Data Protection Assessments
Data controllers are required to conduct data protection assessments of their processing of personal data for targeted advertising, the sale of personal data, the processing of personal data for purposes of profiling (where discrimination or injury may result), the processing of sensitive data, and other data processing activities that present a heightened risk of harm to consumers. Such assessments should weigh the public benefits and risks of any data processing against the risks to the rights of the consumer that may result. The Attorney General of Virginia can request and review these data protection assessments for investigative purposes.
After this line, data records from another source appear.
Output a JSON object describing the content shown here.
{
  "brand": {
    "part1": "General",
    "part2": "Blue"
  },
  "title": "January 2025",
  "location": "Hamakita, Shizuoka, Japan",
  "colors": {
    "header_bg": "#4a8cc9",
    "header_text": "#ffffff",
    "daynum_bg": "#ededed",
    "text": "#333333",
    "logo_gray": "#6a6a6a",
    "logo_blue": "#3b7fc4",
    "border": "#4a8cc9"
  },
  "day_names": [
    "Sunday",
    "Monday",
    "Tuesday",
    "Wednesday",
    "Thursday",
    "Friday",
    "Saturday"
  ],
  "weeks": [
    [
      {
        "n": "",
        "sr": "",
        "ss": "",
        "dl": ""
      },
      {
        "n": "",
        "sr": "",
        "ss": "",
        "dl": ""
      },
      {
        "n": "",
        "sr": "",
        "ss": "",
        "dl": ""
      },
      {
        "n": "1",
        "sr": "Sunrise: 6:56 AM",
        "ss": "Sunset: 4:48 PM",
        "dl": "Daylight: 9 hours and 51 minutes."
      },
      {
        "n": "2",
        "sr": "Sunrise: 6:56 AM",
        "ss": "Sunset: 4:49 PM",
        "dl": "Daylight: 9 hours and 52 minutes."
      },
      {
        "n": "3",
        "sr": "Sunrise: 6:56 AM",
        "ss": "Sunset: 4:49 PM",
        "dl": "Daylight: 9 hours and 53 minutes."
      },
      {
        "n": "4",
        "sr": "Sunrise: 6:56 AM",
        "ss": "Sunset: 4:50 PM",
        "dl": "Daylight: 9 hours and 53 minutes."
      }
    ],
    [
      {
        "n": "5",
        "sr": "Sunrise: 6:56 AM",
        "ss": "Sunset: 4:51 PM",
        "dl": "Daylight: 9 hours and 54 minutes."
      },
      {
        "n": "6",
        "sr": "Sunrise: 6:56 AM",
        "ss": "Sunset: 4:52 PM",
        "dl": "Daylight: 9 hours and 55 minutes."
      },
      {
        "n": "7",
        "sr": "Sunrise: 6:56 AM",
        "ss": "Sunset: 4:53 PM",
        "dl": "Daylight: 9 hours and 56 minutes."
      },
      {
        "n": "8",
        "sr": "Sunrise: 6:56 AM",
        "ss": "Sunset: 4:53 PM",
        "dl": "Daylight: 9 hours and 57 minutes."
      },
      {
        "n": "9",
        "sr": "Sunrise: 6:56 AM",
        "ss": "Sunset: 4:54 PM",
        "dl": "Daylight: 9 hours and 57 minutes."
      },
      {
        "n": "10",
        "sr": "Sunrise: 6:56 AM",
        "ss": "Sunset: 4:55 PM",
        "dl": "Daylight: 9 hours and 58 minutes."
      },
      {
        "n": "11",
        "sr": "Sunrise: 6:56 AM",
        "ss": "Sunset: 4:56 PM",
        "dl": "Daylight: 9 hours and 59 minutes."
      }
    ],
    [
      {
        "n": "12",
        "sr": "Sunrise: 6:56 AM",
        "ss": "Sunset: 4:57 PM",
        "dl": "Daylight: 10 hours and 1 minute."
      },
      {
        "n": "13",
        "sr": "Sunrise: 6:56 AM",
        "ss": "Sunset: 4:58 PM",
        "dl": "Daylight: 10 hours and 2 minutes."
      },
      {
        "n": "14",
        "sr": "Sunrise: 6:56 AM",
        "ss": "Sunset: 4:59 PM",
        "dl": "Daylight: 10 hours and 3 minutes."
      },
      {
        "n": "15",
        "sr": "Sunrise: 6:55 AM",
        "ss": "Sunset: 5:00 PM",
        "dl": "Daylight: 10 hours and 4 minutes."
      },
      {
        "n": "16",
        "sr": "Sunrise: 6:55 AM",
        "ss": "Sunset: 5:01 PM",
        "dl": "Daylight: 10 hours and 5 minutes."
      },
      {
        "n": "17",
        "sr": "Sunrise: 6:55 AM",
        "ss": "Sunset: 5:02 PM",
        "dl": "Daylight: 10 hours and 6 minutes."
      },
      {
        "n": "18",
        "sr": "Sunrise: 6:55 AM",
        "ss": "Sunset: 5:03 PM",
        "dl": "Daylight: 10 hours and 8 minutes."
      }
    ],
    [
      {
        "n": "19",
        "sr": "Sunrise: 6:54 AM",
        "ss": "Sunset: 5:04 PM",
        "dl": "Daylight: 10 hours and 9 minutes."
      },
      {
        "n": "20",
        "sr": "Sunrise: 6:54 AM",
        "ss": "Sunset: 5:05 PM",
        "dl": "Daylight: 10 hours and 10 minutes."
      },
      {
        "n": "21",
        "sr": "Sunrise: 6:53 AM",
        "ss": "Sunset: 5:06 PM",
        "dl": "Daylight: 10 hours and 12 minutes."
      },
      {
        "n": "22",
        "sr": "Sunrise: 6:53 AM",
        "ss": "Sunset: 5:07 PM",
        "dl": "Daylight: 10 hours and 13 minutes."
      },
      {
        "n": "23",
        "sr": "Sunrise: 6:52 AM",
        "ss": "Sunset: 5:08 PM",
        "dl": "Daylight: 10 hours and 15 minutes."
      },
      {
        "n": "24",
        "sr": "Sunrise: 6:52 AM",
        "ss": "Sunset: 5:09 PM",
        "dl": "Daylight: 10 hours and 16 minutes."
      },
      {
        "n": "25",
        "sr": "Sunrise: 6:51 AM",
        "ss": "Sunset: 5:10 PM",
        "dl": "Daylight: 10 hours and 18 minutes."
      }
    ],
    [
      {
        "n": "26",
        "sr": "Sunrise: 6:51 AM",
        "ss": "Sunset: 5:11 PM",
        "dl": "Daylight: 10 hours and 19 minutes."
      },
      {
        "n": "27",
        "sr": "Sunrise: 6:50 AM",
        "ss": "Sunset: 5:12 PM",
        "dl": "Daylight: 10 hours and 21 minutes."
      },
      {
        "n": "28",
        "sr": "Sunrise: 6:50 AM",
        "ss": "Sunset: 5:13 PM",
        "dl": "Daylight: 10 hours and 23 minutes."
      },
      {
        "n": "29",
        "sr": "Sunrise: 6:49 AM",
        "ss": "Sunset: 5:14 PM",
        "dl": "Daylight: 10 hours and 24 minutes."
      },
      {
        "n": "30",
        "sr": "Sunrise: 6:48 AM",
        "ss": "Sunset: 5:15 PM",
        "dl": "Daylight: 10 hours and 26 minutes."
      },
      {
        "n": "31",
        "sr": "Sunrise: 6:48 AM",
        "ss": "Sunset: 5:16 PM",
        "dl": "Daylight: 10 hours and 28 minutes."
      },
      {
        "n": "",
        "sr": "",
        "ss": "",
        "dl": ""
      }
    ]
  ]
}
The VCDPA states that nothing in the statute shall be construed to limit data controllers’ and processors’ ability to comply with federal, state, or local laws; cooperate with law enforcement; defend legal claims; perform obligations requested by consumers; take steps essential to promote life and safety; prevent and detect security breaches and harassment; engage in scientific research; or assist third parties with such activities. In addition, data controllers or processors are not restricted from collecting, using, or retaining data to conduct internal research to develop, improve, or repair products or technology; effectuate a product recall; identify and repair technical errors that impair existing or intended functionality; or perform internal operations that are reasonably aligned with the expectations of the consumers or reasonably anticipated based on the consumer’s existing relationship with the data controller. Finally, data controllers are not liable for the actions of third-party controllers or processors to whom they disclose data if those third parties commit violations and the controller or processor lacked actual knowledge that the recipient of the data intended to commit a violation of the Act. However, data controllers and processors do have the burden to show that they meet any safe harbor or exemption.
Enforcement and Penalties
Virginia’s Attorney General has the exclusive authority to enforce violations of the VCDPA. There is no private right of action. Before initiating any action, the Attorney General must provide 30 days written notice to a controller or processor alleging the specific provisions violated, along with an opportunity to cure the violation(s) and cease all violating activity. If the violations are not cured, the Attorney General may initiate an action that may result in statutory damages of $7,500 per violation and an injunction. The Attorney General may also recover attorneys’ fees.